Causes of Code P0521

oil pressure sensor
Oil pressure sensor

While there are technically multiple potential causes of code P0521, by far the most likely cause is a bad oil pressure sensor. There are multiple ways the sensor can fail, however, the solution every time is to replace the sensor, so you don’t need to worry about it all that much.

But while a faulty oil pressure sensor is the most common reason for a code P0521, it’s not the only possible reason. Other possible causes include a wiring issue or a faulty power control module, although both these issues are exceedingly rare.

Finally, while it’s unlikely that a P0521 is from low oil or the incorrect type of oil in the vehicle, it is possible. Take the time to check the dipstick before replacing any parts, and consider the possibility of the wrong type of oil if this code appears after an oil change.

Is Code P0521 Serious?

Yes, it’s serious. If your vehicle has a code P0521, you really shouldn’t drive your vehicle, even to the repair shop. This is because your vehicle can no longer warn you if there’s a problem with the oil pressure.

Instead of shutting off the engine or taking other actions to protect the vehicle, if there’s a code P0521, you run the risk of completely totaling the engine if you keep driving. This is especially true if the code comes from low oil or the wrong type of oil in the vehicle.

Play it safe and have a mechanic come to the vehicle to check it out, or tow it to a repair shop so you don’t make the problem worse.

How to Fix

check oil hot or cold

#1 – Check Oil Level

The first thing you should do if you plan on fixing code P0521 yourself is verify the oil level. Pull the dipstick and if there’s low oil top it off, reset the code, then see if the code comes back. Either way, if there’s low oil you need to determine where the oil went.

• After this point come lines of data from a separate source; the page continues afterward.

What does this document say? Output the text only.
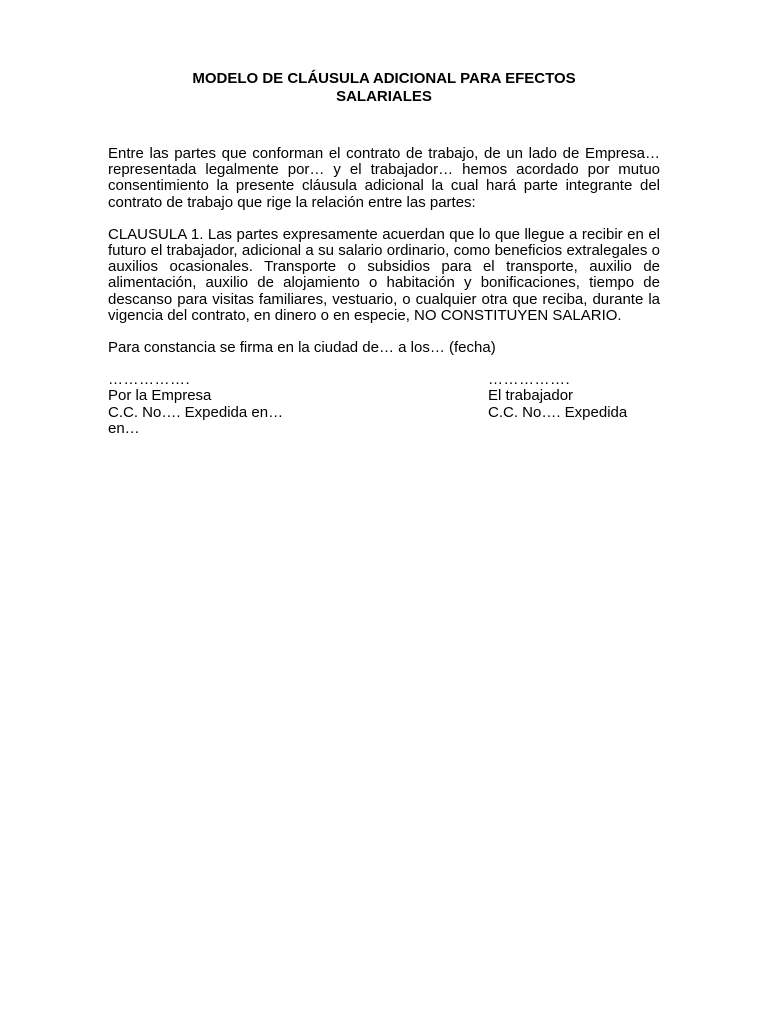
MODELO DE CLÁUSULA ADICIONAL PARA EFECTOS
SALARIALES

Entre las partes que conforman el contrato de trabajo, de un lado de Empresa… representada legalmente por… y el trabajador… hemos acordado por mutuo consentimiento la presente cláusula adicional la cual hará parte integrante del contrato de trabajo que rige la relación entre las partes:

CLAUSULA 1. Las partes expresamente acuerdan que lo que llegue a recibir en el futuro el trabajador, adicional a su salario ordinario, como beneficios extralegales o auxilios ocasionales. Transporte o subsidios para el transporte, auxilio de alimentación, auxilio de alojamiento o habitación y bonificaciones, tiempo de descanso para visitas familiares, vestuario, o cualquier otra que reciba, durante la vigencia del contrato, en dinero o en especie, NO CONSTITUYEN SALARIO.

Para constancia se firma en la ciudad de… a los… (fecha)

…………….	…………….
Por la Empresa	El trabajador
C.C. No…. Expedida en…	C.C. No…. Expedida
en…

#2 – Check Oil Pressure Sensor/Switch

If the oil level is correct, connect a high-quality automotive scan tool so you can see exactly what’s happening with the oil pressure sensor. If the sensor appears faulty, replace it, then reset the code and see if it comes back.

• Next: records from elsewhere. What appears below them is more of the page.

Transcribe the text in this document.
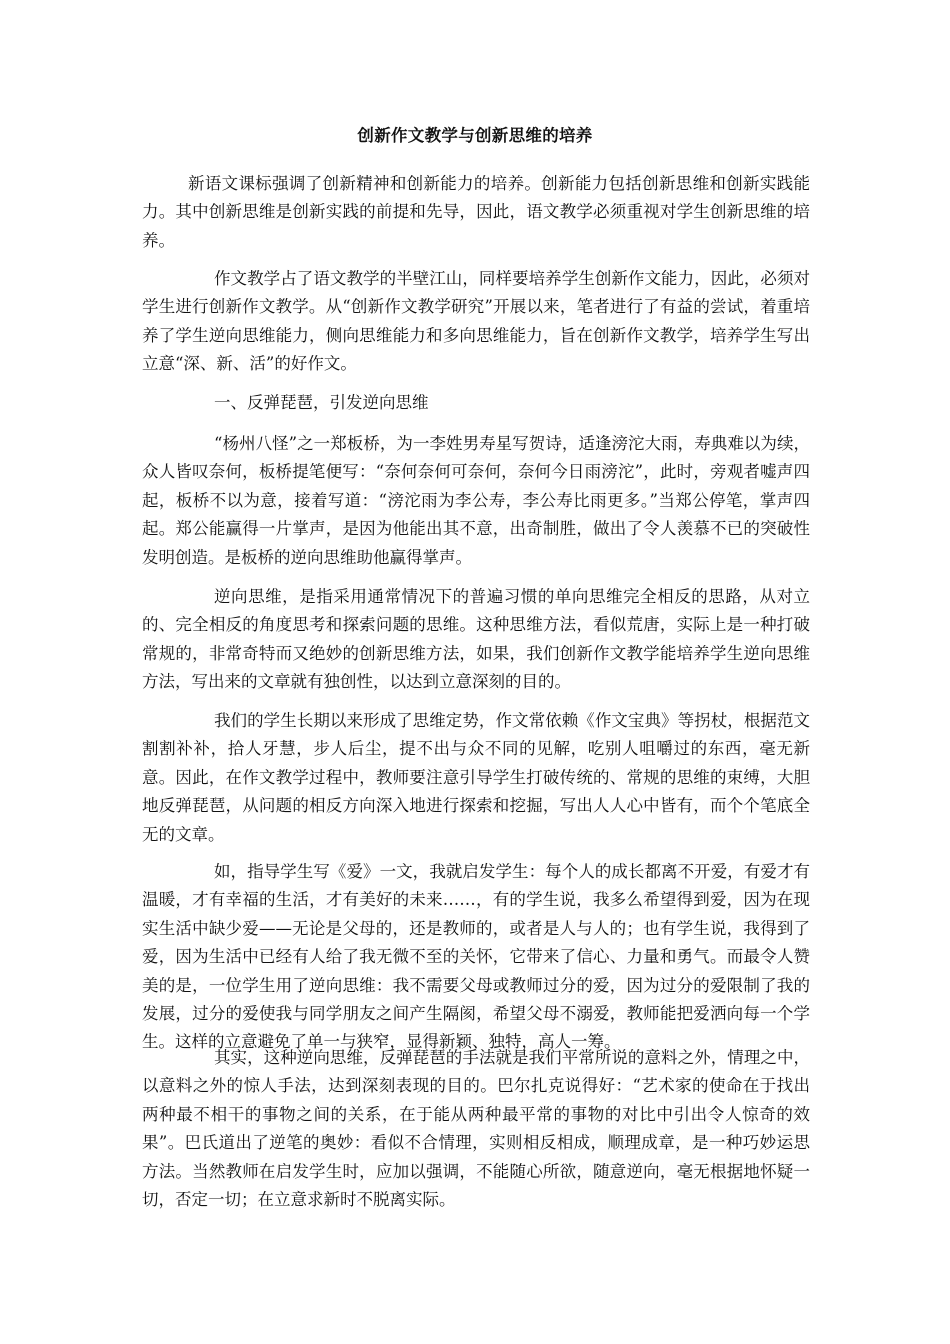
创新作文教学与创新思维的培养

新语文课标强调了创新精神和创新能力的培养。创新能力包括创新思维和创新实践能力。其中创新思维是创新实践的前提和先导，因此，语文教学必须重视对学生创新思维的培养。

作文教学占了语文教学的半壁江山，同样要培养学生创新作文能力，因此，必须对学生进行创新作文教学。从“创新作文教学研究”开展以来，笔者进行了有益的尝试，着重培养了学生逆向思维能力，侧向思维能力和多向思维能力，旨在创新作文教学，培养学生写出立意“深、新、活”的好作文。

一、反弹琵琶，引发逆向思维

“杨州八怪”之一郑板桥，为一李姓男寿星写贺诗，适逢滂沱大雨，寿典难以为续，众人皆叹奈何，板桥提笔便写：“奈何奈何可奈何，奈何今日雨滂沱”，此时，旁观者嘘声四起，板桥不以为意，接着写道：“滂沱雨为李公寿，李公寿比雨更多。”当郑公停笔，掌声四起。郑公能赢得一片掌声，是因为他能出其不意，出奇制胜，做出了令人羡慕不已的突破性发明创造。是板桥的逆向思维助他赢得掌声。

逆向思维，是指采用通常情况下的普遍习惯的单向思维完全相反的思路，从对立的、完全相反的角度思考和探索问题的思维。这种思维方法，看似荒唐，实际上是一种打破常规的，非常奇特而又绝妙的创新思维方法，如果，我们创新作文教学能培养学生逆向思维方法，写出来的文章就有独创性，以达到立意深刻的目的。

我们的学生长期以来形成了思维定势，作文常依赖《作文宝典》等拐杖，根据范文割割补补，拾人牙慧，步人后尘，提不出与众不同的见解，吃别人咀嚼过的东西，毫无新意。因此，在作文教学过程中，教师要注意引导学生打破传统的、常规的思维的束缚，大胆地反弹琵琶，从问题的相反方向深入地进行探索和挖掘，写出人人心中皆有，而个个笔底全无的文章。

如，指导学生写《爱》一文，我就启发学生：每个人的成长都离不开爱，有爱才有温暖，才有幸福的生活，才有美好的未来……，有的学生说，我多么希望得到爱，因为在现实生活中缺少爱——无论是父母的，还是教师的，或者是人与人的；也有学生说，我得到了爱，因为生活中已经有人给了我无微不至的关怀，它带来了信心、力量和勇气。而最令人赞美的是，一位学生用了逆向思维：我不需要父母或教师过分的爱，因为过分的爱限制了我的发展，过分的爱使我与同学朋友之间产生隔阂，希望父母不溺爱，教师能把爱洒向每一个学生。这样的立意避免了单一与狭窄，显得新颖、独特，高人一筹。

其实，这种逆向思维，反弹琵琶的手法就是我们平常所说的意料之外，情理之中，以意料之外的惊人手法，达到深刻表现的目的。巴尔扎克说得好：“艺术家的使命在于找出两种最不相干的事物之间的关系，在于能从两种最平常的事物的对比中引出令人惊奇的效果”。巴氏道出了逆笔的奥妙：看似不合情理，实则相反相成，顺理成章，是一种巧妙运思方法。当然教师在启发学生时，应加以强调，不能随心所欲，随意逆向，毫无根据地怀疑一切，否定一切；在立意求新时不脱离实际。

If the problem is the oil pressure sensor and you replace it yourself, you can expect to spend $50 to $200, and if you have a professional do it, the cost will be between $150 and $350.

#3 – Inspect Wiring

If the sensor isn’t the problem, we recommend ruling out some basic wiring issues if you have electrical know-how, and if not, you’ll need to take it to a dealership or repair shop specializing in electronic diagnostics.

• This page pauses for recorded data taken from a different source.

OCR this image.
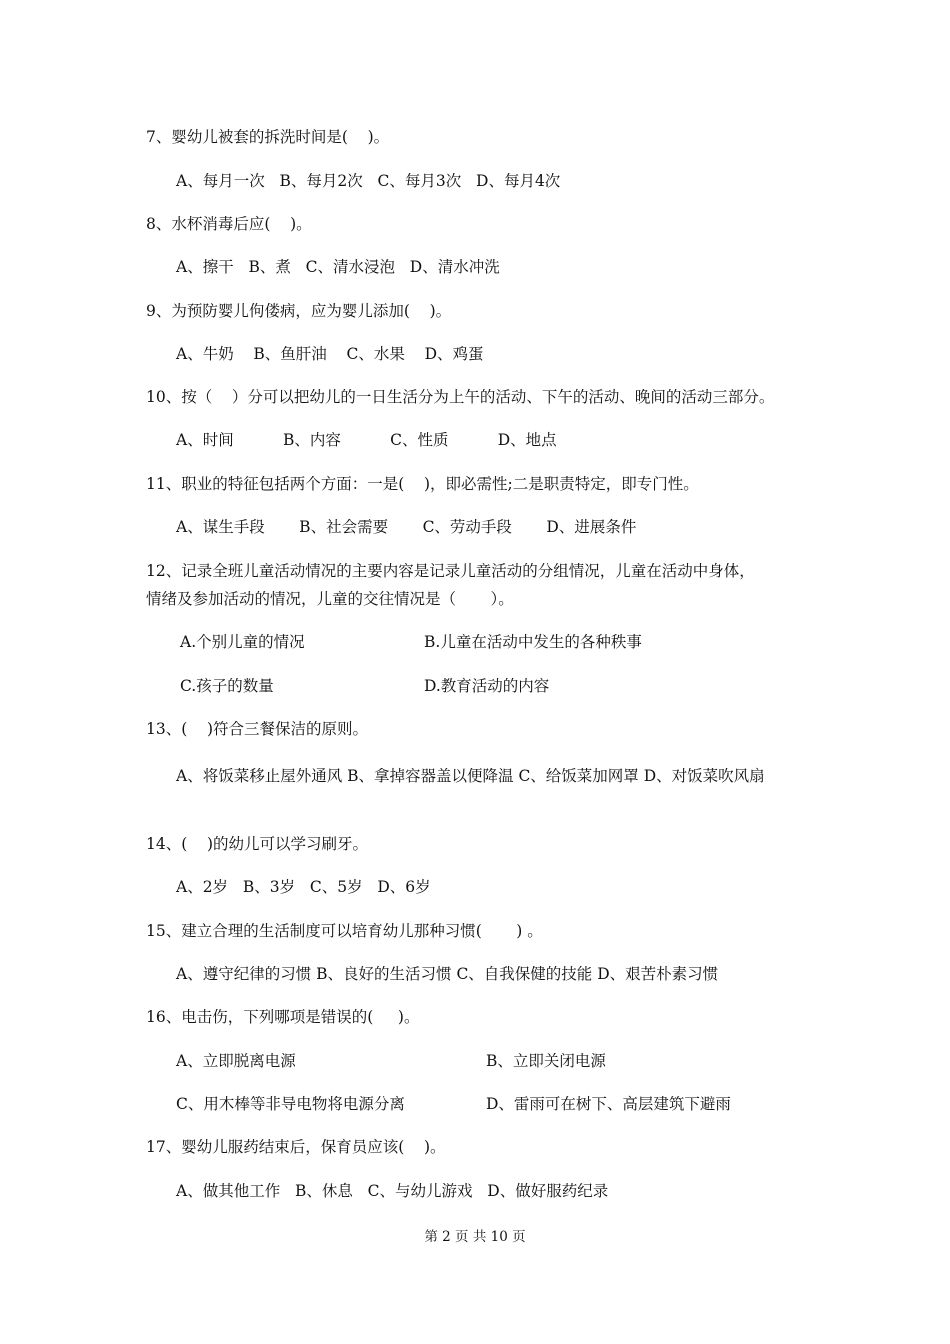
7、婴幼儿被套的拆洗时间是(    )。
A、每月一次   B、每月2次   C、每月3次   D、每月4次
8、水杯消毒后应(    )。
A、擦干   B、煮   C、清水浸泡   D、清水冲洗
9、为预防婴儿佝偻病，应为婴儿添加(    )。
A、牛奶    B、鱼肝油    C、水果    D、鸡蛋
10、按（    ）分可以把幼儿的一日生活分为上午的活动、下午的活动、晚间的活动三部分。
A、时间          B、内容          C、性质          D、地点
11、职业的特征包括两个方面：一是(    )，即必需性;二是职责特定，即专门性。
A、谋生手段       B、社会需要       C、劳动手段       D、进展条件
12、记录全班儿童活动情况的主要内容是记录儿童活动的分组情况，儿童在活动中身体，
情绪及参加活动的情况，儿童的交往情况是（       ）。
A.个别儿童的情况	B.儿童在活动中发生的各种秩事
C.孩子的数量	D.教育活动的内容
13、(    )符合三餐保洁的原则。
A、将饭菜移止屋外通风 B、拿掉容器盖以便降温 C、给饭菜加网罩 D、对饭菜吹风扇
14、(    )的幼儿可以学习刷牙。
A、2岁   B、3岁   C、5岁   D、6岁
15、建立合理的生活制度可以培育幼儿那种习惯(       ) 。
A、遵守纪律的习惯 B、良好的生活习惯 C、自我保健的技能 D、艰苦朴素习惯
16、电击伤，下列哪项是错误的(     )。
A、立即脱离电源	B、立即关闭电源
C、用木棒等非导电物将电源分离	D、雷雨可在树下、高层建筑下避雨
17、婴幼儿服药结束后，保育员应该(    )。
A、做其他工作   B、休息   C、与幼儿游戏   D、做好服药纪录
第 2 页 共 10 页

If it’s a wiring issue, it likely won’t cost much to repair if you can figure it out yourself, but if you need a professional, it’s going to cost a few hundred dollars in labor for diagnosing and fixing it.

#4 – Have PCM Tested/Updated

If you still can’t determine the root cause of your P0521 code, you’ll need to take it to a dealership so they can test, update, or replace the PCM.

This is a worst-case scenario, as the PCM is an expensive component, and the repair will typically cost about $1,000. Fortunately, PCM failure is fairly unlikely but the possibility exists.

#5 – Diagnose Actual Oil Pressure Issue

Finally, if the problem is with the oil pressure itself (low or high oil pressure) there are quite a few potential causes, so you’ll need to narrow that down before you can get an estimate on how much it will cost to repair it. For most people, this isn’t a DIY process so you’ll need to enlist the help of the pros.